In short order, we came across: a metal container, three meters perhaps in height and width, and strongly riveted, formerly used, or so I presumed, to transport molten steel through the ironworks, and at the upper edges of which continual heat exposure had crumbled away the rim, and now holding but a feeble sapling, leafless at that time of year; a block of flats, red brick, with plate glass windows and balconies, fitted out, as best I could guess, with the latest comforts which society had to offer; farther on, the chimney house in the same red brick, but with noticeably fewer windows and openings, their numbers perhaps willfully thinned out, as I could find hints of their blocked-up and walled-over brethren, and above all of which the titular chimney rose to thrice the house’s height, though darker in color than the supporting, whether due to smoke or the poor lighting I knew not.
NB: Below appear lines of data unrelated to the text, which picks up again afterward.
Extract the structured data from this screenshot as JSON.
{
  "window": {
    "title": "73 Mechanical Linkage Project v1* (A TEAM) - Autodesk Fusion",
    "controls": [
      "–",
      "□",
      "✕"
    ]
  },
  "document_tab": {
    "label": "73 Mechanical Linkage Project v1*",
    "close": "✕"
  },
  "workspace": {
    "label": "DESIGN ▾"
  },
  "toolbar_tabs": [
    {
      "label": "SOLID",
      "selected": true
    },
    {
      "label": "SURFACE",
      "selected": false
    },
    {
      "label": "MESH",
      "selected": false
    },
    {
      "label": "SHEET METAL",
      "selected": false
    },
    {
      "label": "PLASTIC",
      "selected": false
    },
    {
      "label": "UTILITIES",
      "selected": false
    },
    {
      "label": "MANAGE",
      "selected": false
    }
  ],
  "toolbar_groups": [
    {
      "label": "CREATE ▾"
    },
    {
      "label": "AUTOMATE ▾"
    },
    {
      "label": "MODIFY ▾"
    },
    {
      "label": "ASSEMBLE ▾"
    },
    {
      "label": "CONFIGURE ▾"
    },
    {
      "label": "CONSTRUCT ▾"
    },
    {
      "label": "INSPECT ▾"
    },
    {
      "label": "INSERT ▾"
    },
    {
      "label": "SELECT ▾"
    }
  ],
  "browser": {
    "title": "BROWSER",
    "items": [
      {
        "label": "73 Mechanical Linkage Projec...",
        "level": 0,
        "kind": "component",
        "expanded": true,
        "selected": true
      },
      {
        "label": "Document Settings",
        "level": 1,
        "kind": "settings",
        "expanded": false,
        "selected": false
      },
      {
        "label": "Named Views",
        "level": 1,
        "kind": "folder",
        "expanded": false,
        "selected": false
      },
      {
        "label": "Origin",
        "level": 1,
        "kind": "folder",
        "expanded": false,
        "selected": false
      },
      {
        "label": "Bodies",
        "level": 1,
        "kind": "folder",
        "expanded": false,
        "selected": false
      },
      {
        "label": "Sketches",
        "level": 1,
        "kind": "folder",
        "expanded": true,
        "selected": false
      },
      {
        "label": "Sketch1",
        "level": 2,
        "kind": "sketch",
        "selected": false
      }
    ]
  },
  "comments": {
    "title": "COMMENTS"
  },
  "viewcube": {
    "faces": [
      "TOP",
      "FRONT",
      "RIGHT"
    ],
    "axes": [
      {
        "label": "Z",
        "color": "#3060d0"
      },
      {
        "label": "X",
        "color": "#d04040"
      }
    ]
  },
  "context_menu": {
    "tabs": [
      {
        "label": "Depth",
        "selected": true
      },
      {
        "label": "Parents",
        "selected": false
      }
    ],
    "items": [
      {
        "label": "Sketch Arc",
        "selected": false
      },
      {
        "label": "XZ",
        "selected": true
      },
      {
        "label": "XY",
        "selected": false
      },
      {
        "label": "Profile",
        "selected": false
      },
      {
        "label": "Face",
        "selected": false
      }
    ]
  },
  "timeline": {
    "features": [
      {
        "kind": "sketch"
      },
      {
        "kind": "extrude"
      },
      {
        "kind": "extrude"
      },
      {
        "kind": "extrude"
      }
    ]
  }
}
This short walk the length of the goit left us before the museum entrance where, given the late hour and pub plans, we opted not to pursue the tour inside. Before turning back, G. directed my attention to an ovoid metal monstrosity, more than twice the height of the metal container seen earlier, and which resembled nothing so much as a slightly deformed, iron egg, open at either end. The accompanying legend identified it as the world’s largest surviving Bessemer converter. If, at the time, I was sure to have remarked on its scale and marveled at the human industry and mental exertion underlying its creation and implementation, the term “Bessemer converter” would have remained opaque.
Indeed, these words proved at once too full and too empty, the knowledge required to make sense of them rendering the signifiers inaccessible to the layman, for which reason this term remained impenetrable for several days more, until such a time as I bothered to look the term up. From the elementary explanations which I later found, it would seem that the opening at the ovoid’s bottom served to blow air through the molten metal being processed in such a way that the various impurities found in the pig iron oxidized and effectively vanished from within. A combination of gears, levers and steam engine tipped the converter forward until the resultant steel poured from the opening at the ovoid’s top.
The last mouthful of IPA swiftly disappeared, and, with it, my reflection on the Bessemer converter and its manner of applying heat and air in ingenious ways so as to burn away the inessential and leave behind a product of uniform composition. Looking back, I can say that this travelogue may stand at odds with that process inasmuch as I have tried to leave the account’s inessential intact. Whether this in some way precludes its future usefulness remains to be seen, but I feel it of a kind with the lowly pig iron. That will I only know upon having reached its end.
G.’s flatmate had at some point or other joined us in the course of my pondering and made her introductions. Our lively discussion continued over a simple dinner and after-dinner pints in their evening haunt where we took more than a few minutes to lay the groundwork for a sociological study on English pubs. In the way of data, we managed in short time to juxtapose the way in which pub occupancy transcended social classes, the ambivalent relationship between burgeoning pub culture and ongoing gentrification in post-industrial cities, the reasoning underlying the choice of carpet over hardwood. In hindsight, these data points seemingly stand over and against the other in logical opposition and yet fall through in their very real coexistence in one and the same space.
So, from my final day in England, I can say only that I came out of it with little in the way of concrete conclusions, save that carpet was a poor choice indeed for all that happens in a pub.